Perkawinan ditujukan untuk membentuk keluarga atau rumah tangga yang bahagia
dan kekal berdasarkan Ketuhanan Yang Maha Esa. Suatu perkawinan dianggap sah
apabila dilakukan sesuai dengan hukum masing-masing agama atau kepercayaannya
serta dicatat menurut peraturan perundang-undangan. Sebagai ikatan
lahir, perkawinan merupakan hubungan hukum antara seorang pria dengan seorang
wanita untuk hidup bersama sebagai suami istri. Ikatan lahir tersebut merupakan hubungan formil yang sifatnya
nyata, baik bagi yang mengikatkan dirinya maupun bagi orang lain atau
masyarakat, sedangkan sebagai ikatan
batin, perkawinan merupakan pertalian jiwa yang terjalin karena adanya kemauan
yang sama dan ikhlas antara seorang pria dengan seorang wanita untuk hidup
bersama sebagai suami istri. Bahwa ikatan lahir dan batin dalam sebuah perkawinan
juga merupakan bentuk pernyataan secara
tegas bahwa seorang pria dan seorang wanita ingin membentuk
keluarga (rumah tangga) yang bahagia dan kekal berdasarkan Ketuhanan Yang Maha
Esa;
[3.12.5] Bahwa
para Pemohon mendalilkan hak untuk menjalankan agama dan hak atas kebebasan
beragama, terlanggar dengan berlakunya Pasal 2 ayat (1) UU 1/1974 karena pasal a quo memberikan legitimasi kepada
negara untuk mencampuradukkan perihal administrasi dan pelaksanaan ajaran agama
serta untuk mendikte penafsiran agama dan kepercayaan dalam bidang perkawinan.

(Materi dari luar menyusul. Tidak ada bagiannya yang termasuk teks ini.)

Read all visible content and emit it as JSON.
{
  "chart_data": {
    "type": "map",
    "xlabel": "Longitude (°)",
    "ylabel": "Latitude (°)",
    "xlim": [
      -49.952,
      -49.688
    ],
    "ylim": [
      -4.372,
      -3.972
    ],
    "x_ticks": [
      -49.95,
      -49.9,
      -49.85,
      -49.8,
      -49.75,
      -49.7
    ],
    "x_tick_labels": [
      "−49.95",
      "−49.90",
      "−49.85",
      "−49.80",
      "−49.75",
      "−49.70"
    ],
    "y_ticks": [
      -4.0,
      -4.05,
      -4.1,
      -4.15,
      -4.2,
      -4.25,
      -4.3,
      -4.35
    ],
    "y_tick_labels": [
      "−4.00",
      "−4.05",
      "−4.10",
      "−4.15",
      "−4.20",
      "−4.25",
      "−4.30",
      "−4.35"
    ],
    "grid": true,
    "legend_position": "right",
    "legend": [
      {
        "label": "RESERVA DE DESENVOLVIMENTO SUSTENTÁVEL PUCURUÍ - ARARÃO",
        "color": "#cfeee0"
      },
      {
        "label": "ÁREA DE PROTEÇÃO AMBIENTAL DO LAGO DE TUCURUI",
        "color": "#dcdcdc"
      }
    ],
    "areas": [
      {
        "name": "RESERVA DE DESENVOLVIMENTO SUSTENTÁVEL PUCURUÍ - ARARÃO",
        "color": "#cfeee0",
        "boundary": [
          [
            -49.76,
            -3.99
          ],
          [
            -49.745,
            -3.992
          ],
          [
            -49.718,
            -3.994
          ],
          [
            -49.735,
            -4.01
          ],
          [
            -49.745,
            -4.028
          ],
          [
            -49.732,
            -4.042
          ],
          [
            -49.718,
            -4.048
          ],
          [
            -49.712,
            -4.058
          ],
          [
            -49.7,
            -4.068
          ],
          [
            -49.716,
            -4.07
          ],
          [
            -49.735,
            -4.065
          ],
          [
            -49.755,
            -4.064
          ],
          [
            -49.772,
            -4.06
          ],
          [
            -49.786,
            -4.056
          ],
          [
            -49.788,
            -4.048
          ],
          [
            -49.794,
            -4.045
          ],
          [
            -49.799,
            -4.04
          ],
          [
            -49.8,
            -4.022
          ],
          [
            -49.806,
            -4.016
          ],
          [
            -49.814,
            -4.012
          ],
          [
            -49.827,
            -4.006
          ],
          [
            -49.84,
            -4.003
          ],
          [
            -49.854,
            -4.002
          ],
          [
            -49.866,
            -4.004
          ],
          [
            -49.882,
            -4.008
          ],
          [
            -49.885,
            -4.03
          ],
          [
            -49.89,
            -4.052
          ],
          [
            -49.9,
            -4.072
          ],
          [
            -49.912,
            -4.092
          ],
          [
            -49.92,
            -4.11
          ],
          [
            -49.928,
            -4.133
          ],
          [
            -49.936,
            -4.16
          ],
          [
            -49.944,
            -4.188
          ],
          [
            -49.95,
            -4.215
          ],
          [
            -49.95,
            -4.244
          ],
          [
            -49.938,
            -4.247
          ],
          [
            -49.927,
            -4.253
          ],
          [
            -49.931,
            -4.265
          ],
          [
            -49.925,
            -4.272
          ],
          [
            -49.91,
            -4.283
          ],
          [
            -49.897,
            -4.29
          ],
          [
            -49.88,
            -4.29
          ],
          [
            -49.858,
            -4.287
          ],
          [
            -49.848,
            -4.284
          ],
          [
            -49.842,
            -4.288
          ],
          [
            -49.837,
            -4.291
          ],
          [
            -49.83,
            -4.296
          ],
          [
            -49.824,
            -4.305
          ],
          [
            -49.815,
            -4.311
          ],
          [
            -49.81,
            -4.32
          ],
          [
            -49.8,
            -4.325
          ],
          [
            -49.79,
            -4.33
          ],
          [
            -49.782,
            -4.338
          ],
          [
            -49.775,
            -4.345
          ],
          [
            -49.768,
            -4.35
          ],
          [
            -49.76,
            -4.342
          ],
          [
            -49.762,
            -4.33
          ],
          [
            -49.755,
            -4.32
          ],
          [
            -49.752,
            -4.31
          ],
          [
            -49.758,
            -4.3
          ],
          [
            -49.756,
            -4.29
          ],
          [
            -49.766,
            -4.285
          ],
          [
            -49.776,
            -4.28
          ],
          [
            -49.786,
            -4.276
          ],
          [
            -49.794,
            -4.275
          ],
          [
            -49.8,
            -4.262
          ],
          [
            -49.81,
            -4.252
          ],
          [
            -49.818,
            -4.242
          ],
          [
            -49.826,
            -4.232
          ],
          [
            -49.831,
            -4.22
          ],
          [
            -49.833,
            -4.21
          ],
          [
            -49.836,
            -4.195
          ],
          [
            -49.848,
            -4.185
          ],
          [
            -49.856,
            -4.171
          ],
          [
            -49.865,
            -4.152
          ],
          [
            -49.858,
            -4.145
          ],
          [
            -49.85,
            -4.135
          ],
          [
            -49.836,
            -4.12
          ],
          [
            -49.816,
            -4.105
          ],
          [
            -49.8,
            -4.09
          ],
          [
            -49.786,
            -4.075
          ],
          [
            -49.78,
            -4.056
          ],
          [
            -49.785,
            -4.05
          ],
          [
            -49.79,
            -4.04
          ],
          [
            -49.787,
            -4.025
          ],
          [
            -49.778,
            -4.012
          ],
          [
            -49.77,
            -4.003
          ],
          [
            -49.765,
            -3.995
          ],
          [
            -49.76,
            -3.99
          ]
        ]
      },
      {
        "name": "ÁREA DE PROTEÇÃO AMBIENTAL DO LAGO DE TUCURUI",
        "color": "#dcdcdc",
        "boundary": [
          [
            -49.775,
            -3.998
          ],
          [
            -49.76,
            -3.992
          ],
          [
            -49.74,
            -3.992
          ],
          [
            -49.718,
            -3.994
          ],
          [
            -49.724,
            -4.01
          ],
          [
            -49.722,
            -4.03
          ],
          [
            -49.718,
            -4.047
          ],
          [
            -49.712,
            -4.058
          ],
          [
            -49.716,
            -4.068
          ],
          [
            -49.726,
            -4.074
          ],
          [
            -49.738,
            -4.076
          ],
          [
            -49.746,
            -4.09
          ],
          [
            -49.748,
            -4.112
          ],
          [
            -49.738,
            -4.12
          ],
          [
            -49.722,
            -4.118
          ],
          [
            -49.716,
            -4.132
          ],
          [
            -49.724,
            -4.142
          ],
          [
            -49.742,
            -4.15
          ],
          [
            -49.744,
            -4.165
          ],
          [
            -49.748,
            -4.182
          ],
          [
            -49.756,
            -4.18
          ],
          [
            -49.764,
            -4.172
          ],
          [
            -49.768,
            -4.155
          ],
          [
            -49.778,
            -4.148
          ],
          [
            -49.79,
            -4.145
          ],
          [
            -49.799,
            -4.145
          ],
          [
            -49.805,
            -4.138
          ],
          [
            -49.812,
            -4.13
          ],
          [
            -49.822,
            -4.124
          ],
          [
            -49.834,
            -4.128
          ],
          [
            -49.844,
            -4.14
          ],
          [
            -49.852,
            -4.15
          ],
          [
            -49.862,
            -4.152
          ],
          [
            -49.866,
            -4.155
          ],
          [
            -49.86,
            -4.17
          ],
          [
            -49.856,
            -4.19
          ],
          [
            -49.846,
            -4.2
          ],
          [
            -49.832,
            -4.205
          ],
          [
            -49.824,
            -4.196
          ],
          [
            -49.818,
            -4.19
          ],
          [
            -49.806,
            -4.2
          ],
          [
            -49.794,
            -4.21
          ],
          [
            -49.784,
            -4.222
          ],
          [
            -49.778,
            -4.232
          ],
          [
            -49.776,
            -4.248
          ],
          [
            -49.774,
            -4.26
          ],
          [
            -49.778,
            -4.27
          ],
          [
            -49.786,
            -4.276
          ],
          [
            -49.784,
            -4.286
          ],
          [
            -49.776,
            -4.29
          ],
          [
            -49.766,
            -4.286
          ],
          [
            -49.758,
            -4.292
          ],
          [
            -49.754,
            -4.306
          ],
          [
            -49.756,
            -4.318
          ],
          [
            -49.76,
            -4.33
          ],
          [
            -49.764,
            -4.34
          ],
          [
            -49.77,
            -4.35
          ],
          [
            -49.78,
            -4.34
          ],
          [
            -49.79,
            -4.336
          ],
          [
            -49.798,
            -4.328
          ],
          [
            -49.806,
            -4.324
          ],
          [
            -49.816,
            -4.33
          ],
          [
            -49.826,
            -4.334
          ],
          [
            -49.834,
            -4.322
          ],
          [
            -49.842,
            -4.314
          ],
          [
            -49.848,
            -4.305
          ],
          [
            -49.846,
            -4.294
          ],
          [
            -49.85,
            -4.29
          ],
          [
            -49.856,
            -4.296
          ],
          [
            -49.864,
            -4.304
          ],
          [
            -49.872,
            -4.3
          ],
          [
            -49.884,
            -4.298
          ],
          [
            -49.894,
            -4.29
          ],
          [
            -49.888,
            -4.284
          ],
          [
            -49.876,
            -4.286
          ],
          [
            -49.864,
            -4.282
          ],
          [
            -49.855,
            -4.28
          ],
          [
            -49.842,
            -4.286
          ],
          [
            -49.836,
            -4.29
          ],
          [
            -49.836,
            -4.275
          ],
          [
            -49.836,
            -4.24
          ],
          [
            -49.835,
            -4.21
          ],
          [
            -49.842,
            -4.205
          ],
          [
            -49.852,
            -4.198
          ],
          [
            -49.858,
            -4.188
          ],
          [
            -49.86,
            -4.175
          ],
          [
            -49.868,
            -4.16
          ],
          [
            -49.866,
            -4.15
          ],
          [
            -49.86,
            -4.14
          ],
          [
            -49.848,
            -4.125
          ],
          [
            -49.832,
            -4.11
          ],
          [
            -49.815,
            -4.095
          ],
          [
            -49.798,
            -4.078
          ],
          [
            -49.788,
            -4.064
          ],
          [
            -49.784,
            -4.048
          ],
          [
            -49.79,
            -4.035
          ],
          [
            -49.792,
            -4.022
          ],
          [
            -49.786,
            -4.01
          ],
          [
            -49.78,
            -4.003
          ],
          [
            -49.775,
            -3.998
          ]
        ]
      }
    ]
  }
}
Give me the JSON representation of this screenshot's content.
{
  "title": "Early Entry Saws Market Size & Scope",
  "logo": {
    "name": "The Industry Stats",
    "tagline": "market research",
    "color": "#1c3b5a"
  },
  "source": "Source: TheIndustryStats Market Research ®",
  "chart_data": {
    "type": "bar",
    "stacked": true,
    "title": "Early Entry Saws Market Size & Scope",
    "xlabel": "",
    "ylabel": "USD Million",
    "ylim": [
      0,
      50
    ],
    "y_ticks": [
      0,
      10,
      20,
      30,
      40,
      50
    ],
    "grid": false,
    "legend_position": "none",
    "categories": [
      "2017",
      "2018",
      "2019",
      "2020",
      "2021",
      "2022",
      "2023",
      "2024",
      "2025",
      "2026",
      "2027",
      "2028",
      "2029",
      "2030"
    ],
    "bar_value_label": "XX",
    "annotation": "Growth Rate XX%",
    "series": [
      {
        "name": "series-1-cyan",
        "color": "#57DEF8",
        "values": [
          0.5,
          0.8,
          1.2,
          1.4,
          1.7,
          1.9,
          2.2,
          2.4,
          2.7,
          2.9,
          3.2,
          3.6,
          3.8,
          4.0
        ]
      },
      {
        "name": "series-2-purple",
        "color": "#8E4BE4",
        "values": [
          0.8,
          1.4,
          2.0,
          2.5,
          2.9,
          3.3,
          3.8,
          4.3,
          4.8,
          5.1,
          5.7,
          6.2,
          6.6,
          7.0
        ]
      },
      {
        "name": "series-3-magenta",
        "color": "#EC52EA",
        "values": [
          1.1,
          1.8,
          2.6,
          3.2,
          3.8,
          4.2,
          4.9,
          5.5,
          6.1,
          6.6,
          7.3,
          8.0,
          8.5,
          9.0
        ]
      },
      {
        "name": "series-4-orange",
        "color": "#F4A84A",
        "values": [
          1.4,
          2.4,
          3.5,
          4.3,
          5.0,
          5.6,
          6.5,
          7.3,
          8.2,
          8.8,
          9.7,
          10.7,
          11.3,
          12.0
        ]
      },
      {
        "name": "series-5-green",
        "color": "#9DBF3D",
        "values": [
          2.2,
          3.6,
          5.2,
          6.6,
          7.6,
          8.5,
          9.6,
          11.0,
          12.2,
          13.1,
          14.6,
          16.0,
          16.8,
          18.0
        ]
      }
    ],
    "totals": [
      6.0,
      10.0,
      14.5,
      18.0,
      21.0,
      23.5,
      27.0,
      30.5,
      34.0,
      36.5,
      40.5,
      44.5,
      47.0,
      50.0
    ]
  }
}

Menurut Mahkamah, dalam kehidupan berbangsa dan bernegara berdasarkan Pancasila
dan UUD 1945, agama menjadi landasan dan negara mempunyai kepentingan dalam hal
perkawinan. Agama menjadi landasan bagi komunitas individu yang menjadi wadah
kebersamaan pribadi-pribadi dalam hubungannya dengan Tuhan Yang Maha Esa serta
turut bertanggung jawab terwujudnya kehendak Tuhan Yang Maha Esa untuk
meneruskan dan menjamin keberlangsungan hidup manusia. Negara juga berperan
memberikan pedoman untuk menjamin kepastian hukum kehidupan bersama dalam tali
ikatan perkawinan. Secara khusus, negara berperan untuk memberikan perlindungan
untuk membentuk keluarga dan melanjutkan keturunan melalui perkawinan yang sah
yang merupakan wujud dan jaminan keberlangsungan hidup manusia. Perkawinan
tidak boleh hanya dilihat dari aspek formal semata, tetapi juga harus dilihat
dari aspek spiritual dan sosial. Agama menetapkan tentang keabsahan perkawinan,
sedangkan Undang-Undang menetapkan keabsahan administratif yang dilakukan oleh
negara;
AMAR PUTUSAN
Mengadili,
Menyatakan
menolak
permohonan para Pemohon untuk seluruhnya.